Stub methods with stub:

def test_uses_cached_data
  Cache.stub :get, "cached value" do
    result = DataFetcher.fetch(:users)
    assert_equal "cached value", result
  end
end

Test Organization

Group related tests in classes. Each class is a test suite:

# test/models/
require 'minitest/autorun'

class UserTest < Minitest::Test
  # Tests for User model
end

class ProductTest < Minitest::Test
  # Tests for Product model
end

Run specific test classes:

ruby test/user_test.rb
ruby test/models/product_test.rb

Running Tests

Minitest runs tests automatically when you require ‘minitest/autorun’. Customize output with flags:

# Verbose output
ruby test/test.rb -v

# Run specific test method
ruby test/test.rb -n test_add_returns_sum

# Run tests matching a pattern
ruby test/test.rb -n /test_add/

Continuous Testing

Speed up your development with continuous testing. The minitest-reporters gem gives you color-coded output and progress indicators:

# Gemfile
group :test do
  gem 'minitest-reporters'
end

Configure it in your test helper:

require 'minitest/reporters'
Minitest::Reporters.use!

Now you’ll see green dots for passing tests and red F’s for failures, plus execution time for each test.

Testing Strategies

Good tests follow the FIRST principles: Fast, Independent, Repeatable, Self-validating, Timely. Minitest helps you achieve these by keeping tests simple and fast.

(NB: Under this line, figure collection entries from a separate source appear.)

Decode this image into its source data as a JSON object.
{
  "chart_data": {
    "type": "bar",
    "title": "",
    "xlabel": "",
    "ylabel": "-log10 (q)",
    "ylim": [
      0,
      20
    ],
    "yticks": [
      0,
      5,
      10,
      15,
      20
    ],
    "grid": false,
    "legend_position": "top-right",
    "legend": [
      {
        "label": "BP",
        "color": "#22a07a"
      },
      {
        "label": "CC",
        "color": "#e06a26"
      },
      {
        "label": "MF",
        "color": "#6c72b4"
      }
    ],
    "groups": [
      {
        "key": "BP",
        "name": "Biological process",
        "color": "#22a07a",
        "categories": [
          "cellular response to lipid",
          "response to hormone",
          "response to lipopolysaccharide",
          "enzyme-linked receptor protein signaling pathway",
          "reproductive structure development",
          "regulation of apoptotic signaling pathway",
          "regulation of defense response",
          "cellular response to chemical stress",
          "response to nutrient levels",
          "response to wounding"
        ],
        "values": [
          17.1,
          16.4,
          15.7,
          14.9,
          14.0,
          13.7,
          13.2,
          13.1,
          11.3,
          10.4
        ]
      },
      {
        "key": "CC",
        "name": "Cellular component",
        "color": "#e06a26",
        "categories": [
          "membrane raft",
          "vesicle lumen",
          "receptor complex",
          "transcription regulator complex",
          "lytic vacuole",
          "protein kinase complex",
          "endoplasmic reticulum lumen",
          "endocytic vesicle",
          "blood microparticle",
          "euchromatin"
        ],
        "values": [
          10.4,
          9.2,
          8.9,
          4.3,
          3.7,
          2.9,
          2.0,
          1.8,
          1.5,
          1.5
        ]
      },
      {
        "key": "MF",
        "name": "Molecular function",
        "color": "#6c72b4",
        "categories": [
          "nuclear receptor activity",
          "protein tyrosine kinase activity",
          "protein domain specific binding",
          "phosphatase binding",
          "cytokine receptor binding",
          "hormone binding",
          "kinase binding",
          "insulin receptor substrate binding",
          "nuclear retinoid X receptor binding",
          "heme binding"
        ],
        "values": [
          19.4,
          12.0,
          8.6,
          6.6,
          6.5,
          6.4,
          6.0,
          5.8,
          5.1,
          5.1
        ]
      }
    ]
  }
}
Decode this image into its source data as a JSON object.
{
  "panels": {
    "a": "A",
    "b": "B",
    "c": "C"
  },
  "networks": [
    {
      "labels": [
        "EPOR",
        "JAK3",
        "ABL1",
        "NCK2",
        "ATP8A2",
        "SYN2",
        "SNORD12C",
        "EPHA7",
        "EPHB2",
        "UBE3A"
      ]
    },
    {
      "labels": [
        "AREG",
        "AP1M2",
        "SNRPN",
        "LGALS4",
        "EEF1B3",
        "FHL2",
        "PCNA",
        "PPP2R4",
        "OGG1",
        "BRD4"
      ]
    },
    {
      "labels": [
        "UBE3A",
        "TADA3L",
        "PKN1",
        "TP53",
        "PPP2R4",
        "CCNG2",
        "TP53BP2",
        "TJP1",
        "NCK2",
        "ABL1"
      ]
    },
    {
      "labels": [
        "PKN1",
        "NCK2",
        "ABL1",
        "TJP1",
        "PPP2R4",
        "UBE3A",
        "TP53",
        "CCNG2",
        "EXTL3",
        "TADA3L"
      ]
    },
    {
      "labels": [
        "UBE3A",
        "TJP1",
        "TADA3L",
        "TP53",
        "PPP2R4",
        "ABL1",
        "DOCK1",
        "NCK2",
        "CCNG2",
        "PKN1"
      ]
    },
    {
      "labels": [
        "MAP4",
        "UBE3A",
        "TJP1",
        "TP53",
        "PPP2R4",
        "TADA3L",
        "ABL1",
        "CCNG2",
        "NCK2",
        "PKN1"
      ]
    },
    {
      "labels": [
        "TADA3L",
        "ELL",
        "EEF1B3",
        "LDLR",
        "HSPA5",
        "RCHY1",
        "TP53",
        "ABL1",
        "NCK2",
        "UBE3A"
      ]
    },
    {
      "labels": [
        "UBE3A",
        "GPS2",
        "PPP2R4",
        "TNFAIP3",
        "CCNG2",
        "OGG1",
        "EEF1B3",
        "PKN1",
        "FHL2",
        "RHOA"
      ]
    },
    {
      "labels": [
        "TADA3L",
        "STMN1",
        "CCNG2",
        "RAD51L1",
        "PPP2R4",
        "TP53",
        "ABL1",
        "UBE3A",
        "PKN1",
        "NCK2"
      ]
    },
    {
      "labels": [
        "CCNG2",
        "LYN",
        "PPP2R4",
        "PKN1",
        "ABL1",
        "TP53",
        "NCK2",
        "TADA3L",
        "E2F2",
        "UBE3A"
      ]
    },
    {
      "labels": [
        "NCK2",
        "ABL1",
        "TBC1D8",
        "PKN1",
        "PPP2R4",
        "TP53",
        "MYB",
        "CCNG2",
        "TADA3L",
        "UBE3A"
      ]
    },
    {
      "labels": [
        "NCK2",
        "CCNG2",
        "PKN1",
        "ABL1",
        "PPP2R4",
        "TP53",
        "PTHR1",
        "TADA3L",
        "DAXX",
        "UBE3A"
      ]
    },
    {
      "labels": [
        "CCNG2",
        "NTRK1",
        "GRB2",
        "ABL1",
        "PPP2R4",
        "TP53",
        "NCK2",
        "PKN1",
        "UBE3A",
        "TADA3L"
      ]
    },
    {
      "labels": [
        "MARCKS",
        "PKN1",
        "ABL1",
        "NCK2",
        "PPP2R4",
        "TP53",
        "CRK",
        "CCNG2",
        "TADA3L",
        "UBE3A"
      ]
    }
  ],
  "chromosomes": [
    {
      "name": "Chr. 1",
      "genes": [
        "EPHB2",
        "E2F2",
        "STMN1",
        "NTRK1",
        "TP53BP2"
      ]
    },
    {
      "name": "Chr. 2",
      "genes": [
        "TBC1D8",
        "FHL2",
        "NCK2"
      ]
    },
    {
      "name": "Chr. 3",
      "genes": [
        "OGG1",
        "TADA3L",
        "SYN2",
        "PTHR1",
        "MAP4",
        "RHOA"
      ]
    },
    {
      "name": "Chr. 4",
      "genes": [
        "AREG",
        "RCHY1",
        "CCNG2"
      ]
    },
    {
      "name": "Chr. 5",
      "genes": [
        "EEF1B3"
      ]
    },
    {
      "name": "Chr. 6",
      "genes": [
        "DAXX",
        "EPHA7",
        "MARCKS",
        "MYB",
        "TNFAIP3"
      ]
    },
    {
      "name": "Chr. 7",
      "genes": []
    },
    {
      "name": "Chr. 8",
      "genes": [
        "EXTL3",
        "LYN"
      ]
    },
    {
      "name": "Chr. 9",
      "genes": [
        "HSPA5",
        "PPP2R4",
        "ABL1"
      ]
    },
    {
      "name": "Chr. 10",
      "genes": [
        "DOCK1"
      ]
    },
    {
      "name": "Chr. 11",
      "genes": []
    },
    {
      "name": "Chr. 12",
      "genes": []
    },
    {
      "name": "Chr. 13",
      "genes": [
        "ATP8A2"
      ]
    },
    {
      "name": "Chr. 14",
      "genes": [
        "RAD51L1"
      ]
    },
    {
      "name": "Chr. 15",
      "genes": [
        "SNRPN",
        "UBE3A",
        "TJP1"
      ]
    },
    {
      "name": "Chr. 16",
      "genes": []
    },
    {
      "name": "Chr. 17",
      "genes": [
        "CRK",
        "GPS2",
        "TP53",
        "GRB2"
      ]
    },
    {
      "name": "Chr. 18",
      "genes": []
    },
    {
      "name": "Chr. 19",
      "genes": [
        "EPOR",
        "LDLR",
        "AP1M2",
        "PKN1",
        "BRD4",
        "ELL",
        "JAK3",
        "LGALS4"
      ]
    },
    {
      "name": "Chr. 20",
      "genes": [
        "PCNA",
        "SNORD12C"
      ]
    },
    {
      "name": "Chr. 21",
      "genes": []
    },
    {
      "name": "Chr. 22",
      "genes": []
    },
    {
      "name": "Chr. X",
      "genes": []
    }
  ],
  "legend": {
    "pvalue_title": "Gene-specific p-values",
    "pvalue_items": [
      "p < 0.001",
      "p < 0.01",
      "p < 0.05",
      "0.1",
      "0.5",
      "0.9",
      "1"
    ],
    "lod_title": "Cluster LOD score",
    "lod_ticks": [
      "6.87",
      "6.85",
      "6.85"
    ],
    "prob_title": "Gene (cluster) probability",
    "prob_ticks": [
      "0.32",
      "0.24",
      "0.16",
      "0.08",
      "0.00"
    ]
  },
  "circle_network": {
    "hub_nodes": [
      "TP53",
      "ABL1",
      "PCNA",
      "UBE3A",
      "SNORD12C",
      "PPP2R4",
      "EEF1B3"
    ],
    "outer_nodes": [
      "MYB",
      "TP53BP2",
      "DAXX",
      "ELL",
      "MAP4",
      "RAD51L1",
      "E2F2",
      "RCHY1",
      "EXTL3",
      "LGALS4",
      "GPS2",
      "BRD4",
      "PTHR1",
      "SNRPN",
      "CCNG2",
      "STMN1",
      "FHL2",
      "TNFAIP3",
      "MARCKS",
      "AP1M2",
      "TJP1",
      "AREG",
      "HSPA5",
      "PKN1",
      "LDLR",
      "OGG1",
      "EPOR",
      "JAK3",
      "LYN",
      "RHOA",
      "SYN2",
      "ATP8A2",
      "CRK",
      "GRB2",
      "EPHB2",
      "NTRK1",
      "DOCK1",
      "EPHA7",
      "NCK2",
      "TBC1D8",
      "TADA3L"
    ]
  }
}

Write tests before code (TDD) to clarify what you’re building. Start with a failing test, then write the minimum code to pass it. This approach often reveals design issues early.

Minitest vs RSpec

Choose Minitest when:

  • You want minimal dependencies
  • Speed matters for large test suites
  • You prefer assertion-style tests
  • You’re testing simple scripts or gems

Choose RSpec when:

  • You prefer behavior-driven syntax
  • Your team already knows RSpec
  • You need advanced mocking features
  • Readable specs are more important than speed

Summary

Minitest gives you a lightweight, fast testing foundation. Its assertion style is explicit and easy to understand. Start with Minitest to build testing habits, then explore RSpec if you need more expressive syntax later.